Critics of the Doctronic model — including the American Medical Association CEO — argue that expanding pharmacist prescriptive authority for routine chronic disease renewals is a more defensible alternative. Canada allows it. Parts of the UK allow it. The U.S. does not. And the political path to pharmacist prescribing authority is longer and harder than a state sandbox agreement with a startup.
What pharmacy cannot afford is passivity. The Doctronic model places a pharmacist at the endpoint of an AI prescribing chain without defining the professional obligation at that endpoint. That ambiguity always resolves one way: the professional with the most accountability and the least documented protection absorbs the liability.
The FDA’s silence on this program will not last. When it breaks — through enforcement, guidance, or the passage of H.R. 238 — the organizations that adapt fastest will be those that already have an internal position on what AI-generated prescriptions require of their clinical staff.

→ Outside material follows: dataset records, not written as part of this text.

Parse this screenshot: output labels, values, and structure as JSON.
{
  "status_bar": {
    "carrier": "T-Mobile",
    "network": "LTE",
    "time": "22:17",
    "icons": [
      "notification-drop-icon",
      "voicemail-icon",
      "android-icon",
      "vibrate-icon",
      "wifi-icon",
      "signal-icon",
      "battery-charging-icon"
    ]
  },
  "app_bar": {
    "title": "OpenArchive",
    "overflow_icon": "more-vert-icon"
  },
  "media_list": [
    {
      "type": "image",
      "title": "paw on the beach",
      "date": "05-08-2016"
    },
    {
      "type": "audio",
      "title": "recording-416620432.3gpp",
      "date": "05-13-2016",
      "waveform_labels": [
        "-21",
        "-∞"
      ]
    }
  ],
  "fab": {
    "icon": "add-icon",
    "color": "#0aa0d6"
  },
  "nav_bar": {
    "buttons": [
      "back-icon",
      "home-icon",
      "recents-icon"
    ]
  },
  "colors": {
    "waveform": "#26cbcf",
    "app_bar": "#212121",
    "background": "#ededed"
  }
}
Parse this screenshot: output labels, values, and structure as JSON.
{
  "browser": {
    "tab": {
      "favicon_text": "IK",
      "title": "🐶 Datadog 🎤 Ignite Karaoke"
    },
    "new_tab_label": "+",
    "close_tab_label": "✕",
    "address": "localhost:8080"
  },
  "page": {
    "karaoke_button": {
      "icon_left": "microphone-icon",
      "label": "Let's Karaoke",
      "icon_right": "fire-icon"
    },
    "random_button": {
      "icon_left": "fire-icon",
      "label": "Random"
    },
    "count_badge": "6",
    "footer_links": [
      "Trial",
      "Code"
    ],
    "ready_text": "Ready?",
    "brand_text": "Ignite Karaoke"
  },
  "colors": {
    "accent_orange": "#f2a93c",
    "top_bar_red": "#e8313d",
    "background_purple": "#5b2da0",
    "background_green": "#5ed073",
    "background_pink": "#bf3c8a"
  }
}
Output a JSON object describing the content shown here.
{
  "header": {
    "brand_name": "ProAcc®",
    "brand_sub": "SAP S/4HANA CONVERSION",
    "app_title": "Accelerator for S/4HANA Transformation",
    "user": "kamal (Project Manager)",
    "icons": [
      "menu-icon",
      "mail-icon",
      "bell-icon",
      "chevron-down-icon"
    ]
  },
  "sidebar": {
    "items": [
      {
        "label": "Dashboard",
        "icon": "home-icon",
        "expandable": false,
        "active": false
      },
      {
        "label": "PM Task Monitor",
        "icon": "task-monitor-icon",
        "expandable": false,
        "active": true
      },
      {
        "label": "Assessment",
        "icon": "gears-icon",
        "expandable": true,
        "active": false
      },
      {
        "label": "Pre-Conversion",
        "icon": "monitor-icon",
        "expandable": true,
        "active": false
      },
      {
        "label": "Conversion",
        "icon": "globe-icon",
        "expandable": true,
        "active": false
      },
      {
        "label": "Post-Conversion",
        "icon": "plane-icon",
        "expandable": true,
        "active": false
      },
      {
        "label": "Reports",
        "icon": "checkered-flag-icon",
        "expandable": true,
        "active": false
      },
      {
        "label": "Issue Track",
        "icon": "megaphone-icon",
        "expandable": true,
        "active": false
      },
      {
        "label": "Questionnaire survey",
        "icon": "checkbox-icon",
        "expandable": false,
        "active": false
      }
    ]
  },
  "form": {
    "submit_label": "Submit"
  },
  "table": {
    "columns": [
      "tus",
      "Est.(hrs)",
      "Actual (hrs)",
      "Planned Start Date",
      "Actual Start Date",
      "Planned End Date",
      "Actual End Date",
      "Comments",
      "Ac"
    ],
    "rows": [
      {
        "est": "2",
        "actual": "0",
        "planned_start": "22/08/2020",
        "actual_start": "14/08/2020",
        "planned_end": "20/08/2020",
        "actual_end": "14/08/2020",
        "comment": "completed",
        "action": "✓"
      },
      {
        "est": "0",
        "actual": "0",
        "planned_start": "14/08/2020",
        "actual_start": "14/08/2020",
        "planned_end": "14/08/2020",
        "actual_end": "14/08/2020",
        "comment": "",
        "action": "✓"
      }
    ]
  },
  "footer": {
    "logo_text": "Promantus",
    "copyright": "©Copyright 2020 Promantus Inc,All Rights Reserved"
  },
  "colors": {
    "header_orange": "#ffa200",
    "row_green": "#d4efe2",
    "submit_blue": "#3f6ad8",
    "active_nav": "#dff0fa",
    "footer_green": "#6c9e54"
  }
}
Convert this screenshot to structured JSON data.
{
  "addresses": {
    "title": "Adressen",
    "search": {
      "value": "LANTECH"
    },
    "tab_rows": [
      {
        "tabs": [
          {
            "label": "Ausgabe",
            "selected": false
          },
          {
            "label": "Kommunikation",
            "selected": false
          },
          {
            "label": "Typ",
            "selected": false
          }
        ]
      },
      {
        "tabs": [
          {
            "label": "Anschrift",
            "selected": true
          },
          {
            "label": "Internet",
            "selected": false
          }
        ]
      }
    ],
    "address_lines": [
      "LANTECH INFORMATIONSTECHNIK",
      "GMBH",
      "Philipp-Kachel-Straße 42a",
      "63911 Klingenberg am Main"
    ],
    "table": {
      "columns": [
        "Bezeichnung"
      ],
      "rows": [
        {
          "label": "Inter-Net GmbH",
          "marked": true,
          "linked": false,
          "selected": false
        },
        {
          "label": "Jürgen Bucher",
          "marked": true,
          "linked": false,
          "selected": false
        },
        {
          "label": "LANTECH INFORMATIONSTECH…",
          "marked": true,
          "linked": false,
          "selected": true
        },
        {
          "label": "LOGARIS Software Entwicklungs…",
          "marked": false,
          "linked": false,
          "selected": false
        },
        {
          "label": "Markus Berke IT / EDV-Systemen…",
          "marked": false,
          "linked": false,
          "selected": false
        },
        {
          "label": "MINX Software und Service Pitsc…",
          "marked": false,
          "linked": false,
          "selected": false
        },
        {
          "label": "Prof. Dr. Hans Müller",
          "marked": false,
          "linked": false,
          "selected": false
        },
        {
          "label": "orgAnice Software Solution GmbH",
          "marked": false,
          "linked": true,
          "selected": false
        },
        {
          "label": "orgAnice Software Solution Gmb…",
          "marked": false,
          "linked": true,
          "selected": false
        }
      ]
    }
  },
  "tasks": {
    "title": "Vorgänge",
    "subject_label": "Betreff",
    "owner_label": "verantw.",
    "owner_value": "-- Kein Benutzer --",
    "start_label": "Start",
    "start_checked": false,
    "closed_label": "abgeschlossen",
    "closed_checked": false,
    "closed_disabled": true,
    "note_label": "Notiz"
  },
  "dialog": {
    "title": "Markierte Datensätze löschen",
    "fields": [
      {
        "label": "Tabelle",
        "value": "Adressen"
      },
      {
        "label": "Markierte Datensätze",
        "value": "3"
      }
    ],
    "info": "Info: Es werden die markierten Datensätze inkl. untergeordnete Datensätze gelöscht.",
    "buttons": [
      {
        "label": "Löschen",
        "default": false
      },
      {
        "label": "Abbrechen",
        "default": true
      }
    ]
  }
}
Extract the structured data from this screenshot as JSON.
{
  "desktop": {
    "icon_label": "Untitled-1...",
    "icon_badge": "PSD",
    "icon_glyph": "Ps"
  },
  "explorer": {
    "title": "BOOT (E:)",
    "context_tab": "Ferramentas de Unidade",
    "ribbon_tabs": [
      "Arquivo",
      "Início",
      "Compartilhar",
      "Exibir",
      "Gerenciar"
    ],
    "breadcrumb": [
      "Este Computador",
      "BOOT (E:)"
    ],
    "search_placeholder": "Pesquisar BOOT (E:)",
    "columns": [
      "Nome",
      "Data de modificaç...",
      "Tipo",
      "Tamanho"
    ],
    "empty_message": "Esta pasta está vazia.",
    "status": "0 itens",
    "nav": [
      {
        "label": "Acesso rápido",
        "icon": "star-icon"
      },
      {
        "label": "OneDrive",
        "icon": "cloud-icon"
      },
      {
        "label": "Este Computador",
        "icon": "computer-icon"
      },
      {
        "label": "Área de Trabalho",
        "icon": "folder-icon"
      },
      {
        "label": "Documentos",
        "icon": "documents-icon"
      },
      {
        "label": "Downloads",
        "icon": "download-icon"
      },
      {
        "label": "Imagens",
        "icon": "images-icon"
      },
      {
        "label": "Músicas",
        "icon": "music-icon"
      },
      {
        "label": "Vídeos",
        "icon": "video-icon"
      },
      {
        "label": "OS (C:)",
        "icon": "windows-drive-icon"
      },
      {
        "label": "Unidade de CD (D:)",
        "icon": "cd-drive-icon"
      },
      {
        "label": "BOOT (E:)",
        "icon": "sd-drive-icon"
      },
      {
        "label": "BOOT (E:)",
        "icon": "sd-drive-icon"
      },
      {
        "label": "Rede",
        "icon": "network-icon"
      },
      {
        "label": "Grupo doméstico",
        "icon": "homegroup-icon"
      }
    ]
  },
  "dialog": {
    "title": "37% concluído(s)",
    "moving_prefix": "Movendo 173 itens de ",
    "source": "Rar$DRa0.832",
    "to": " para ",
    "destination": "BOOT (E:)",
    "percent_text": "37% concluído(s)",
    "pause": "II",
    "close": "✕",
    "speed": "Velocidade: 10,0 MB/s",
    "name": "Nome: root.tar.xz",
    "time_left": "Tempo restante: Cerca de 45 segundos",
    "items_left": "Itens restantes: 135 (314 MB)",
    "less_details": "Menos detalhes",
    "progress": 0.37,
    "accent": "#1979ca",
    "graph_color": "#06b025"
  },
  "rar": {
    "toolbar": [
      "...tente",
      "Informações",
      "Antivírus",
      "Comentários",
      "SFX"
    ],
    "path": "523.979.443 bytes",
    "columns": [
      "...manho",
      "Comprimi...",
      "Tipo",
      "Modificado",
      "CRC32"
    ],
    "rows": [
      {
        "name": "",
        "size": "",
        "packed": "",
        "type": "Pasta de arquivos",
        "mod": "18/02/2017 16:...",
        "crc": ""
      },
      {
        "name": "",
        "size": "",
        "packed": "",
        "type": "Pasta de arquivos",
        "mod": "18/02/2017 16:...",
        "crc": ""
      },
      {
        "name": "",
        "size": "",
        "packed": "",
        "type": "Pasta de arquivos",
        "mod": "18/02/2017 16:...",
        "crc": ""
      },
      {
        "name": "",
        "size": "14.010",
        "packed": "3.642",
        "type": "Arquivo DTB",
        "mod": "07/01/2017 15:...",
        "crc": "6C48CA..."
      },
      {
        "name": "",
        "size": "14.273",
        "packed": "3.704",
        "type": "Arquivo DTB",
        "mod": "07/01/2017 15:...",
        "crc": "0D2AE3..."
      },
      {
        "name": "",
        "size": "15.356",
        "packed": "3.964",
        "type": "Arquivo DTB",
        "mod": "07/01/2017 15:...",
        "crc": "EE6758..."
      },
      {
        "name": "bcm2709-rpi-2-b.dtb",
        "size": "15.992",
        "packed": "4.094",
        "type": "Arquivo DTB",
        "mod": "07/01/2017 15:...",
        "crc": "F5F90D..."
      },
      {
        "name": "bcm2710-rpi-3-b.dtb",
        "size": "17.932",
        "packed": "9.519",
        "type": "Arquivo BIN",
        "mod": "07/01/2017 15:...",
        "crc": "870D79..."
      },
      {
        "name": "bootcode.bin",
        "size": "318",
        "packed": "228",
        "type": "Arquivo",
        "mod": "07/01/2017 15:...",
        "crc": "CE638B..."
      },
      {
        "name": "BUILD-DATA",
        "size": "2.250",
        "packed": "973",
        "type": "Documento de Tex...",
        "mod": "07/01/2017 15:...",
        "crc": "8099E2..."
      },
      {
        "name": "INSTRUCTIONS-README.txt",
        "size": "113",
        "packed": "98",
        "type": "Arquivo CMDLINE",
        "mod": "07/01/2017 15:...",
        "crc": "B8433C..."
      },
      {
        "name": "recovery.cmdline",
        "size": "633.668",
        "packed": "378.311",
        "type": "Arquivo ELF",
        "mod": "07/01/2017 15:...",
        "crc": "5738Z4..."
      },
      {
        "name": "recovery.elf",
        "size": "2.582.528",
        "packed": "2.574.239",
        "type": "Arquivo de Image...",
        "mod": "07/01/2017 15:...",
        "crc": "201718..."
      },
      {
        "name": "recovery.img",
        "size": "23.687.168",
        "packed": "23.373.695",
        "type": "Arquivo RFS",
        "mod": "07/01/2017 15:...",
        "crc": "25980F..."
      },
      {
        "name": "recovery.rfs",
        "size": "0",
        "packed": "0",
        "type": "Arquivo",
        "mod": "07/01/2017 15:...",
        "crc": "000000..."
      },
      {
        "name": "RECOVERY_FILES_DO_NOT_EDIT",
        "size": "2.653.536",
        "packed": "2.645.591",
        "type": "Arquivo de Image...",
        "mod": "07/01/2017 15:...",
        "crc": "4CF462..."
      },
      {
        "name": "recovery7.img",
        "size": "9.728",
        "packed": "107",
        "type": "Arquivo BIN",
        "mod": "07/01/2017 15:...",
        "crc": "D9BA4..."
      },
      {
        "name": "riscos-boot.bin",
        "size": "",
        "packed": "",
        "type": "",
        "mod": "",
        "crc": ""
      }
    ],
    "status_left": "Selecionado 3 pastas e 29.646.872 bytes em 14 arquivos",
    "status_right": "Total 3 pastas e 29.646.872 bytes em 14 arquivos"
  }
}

Build that position now. Not after the first adverse event makes it a legal requirement.
Three Actions Before This Becomes a Legal Requirement
Draft an internal AI-generated prescription policy this quarter. Define what your organization requires of dispensing pharmacists when a prescription is generated by an AI system: what documentation is required, what clinical escalation pathway applies, and what constitutes an unacceptable prescription regardless of AI approval. This policy doesn’t need to be final — it needs to exist.
Engage your state board formally and in writing. Send a written inquiry to your state board of pharmacy asking for guidance on pharmacist obligations under AI-generated prescriptions. The lack of a written response is itself a documented risk management step. A written response is a safe harbor. Either outcome is better than no engagement.
Monitor H.R. 238 and FDA Digital Health Center capacity closely. The Healthy Technology Act creates the federal pathway that would resolve this jurisdiction gap. Track its committee progress and any FDA guidance updates on autonomous prescribing. If H.R. 238 advances, the timelines for your internal policy development compress significantly.
“The FDA’s silence on autonomous AI prescribing will not last. The organizations that build their internal clinical AI governance frameworks before federal standards arrive will be 18 months ahead of those that wait for regulators to force the issue.”